Just keep an eye out for what you really need, the grunter boy Inigo had told Cal. But were these mysterious bumps part of what Cal needed or merely yet another of an endless series of distractions, delays from getting what he needed, to get where he had to go?

Spying an intern passing by in the hallway, Doc exited quickly and collared the man. Through the door, Cal could hear Doc requesting access to a microscope.
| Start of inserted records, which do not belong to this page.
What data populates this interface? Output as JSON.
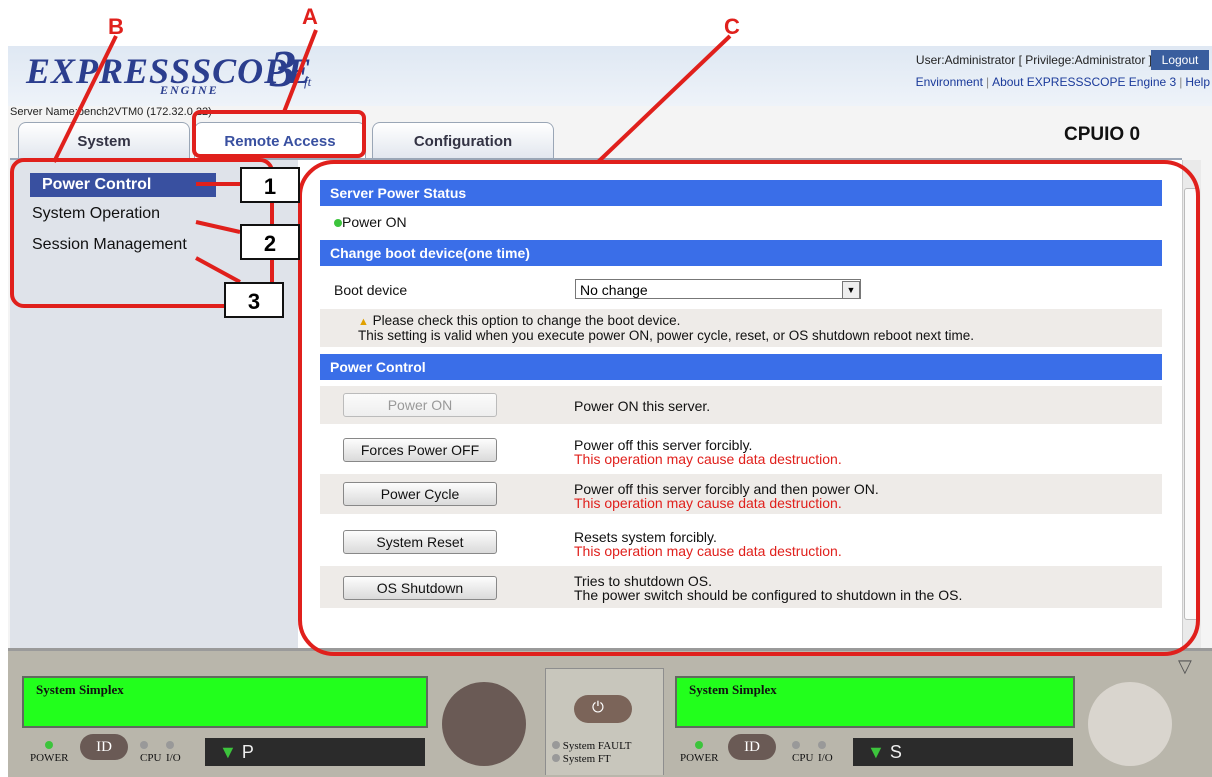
{
  "annotations": {
    "a": "A",
    "b": "B",
    "c": "C",
    "n1": "1",
    "n2": "2",
    "n3": "3"
  },
  "header": {
    "logo_text": "EXPRESSSCOPE",
    "logo_engine": "ENGINE",
    "logo_num": "3",
    "logo_ft": "ft",
    "user_info": "User:Administrator [ Privilege:Administrator ]",
    "logout_label": "Logout",
    "links": [
      "Environment",
      "About EXPRESSSCOPE Engine 3",
      "Help"
    ],
    "server_name": "Server Name:bench2VTM0 (172.32.0.22)"
  },
  "tabs": [
    "System",
    "Remote Access",
    "Configuration"
  ],
  "module_title": "CPUIO 0",
  "sidebar": {
    "items": [
      "Power Control",
      "System Operation",
      "Session Management"
    ]
  },
  "content": {
    "power_status": {
      "heading": "Server Power Status",
      "status": "Power ON"
    },
    "boot": {
      "heading": "Change boot device(one time)",
      "label": "Boot device",
      "selected": "No change",
      "note_line1": "Please check this option to change the boot device.",
      "note_line2": "This setting is valid when you execute power ON, power cycle, reset, or OS shutdown reboot next time."
    },
    "power_control": {
      "heading": "Power Control",
      "rows": [
        {
          "button": "Power ON",
          "desc1": "Power ON this server.",
          "desc2": ""
        },
        {
          "button": "Forces Power OFF",
          "desc1": "Power off this server forcibly.",
          "desc2": "This operation may cause data destruction."
        },
        {
          "button": "Power Cycle",
          "desc1": "Power off this server forcibly and then power ON.",
          "desc2": "This operation may cause data destruction."
        },
        {
          "button": "System Reset",
          "desc1": "Resets system forcibly.",
          "desc2": "This operation may cause data destruction."
        },
        {
          "button": "OS Shutdown",
          "desc1": "Tries to shutdown OS.",
          "desc2": "The power switch should be configured to shutdown in the OS."
        }
      ]
    }
  },
  "panel": {
    "left_lcd": "System Simplex",
    "right_lcd": "System Simplex",
    "power_label": "POWER",
    "id_label": "ID",
    "cpu_label": "CPU",
    "io_label": "I/O",
    "left_display": "P",
    "right_display": "S",
    "fault_label": "System FAULT",
    "ft_label": "System FT"
  },
  "colors": {
    "annotation": "#e0201c",
    "section_header": "#3a6ee8",
    "nav_active": "#3950a0",
    "lcd": "#22ff1c"
  }
}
He watched as the intern led Doc away, and made no move to intercede.

Half an hour later, Doc returned and took him aside, out of earshot of Melissa Wade. The young woman continued to read her magazine, seemingly unconcerned with them.

“I needed to verify a suspicion, Calvin,” Doc said. He held up Colleen’s amulet, the one Papa Sky had given her in Chicago, the one that had saved them from Primal. Then he showed Cal the ragged piece of hide he had sawed off the dead dragon outside of town. “This and this, the same. At least, the same species, but not the same individual. They’re dragon scales.”

Incredible. To date, Cal had seen only two dragons up close, Ely Stern and the one he had killed today. It was hard to imagine that Papa Sky, aging and blind, had had a run-in with a dragon and lived to tell about it. He’d said the scale had been given to him by some unseen “friend.” Supposing Papa Sky’s mystery man really existed, how had he come into possession of something like this? And how had he known what powers it possessed-how vital it would be to their survival?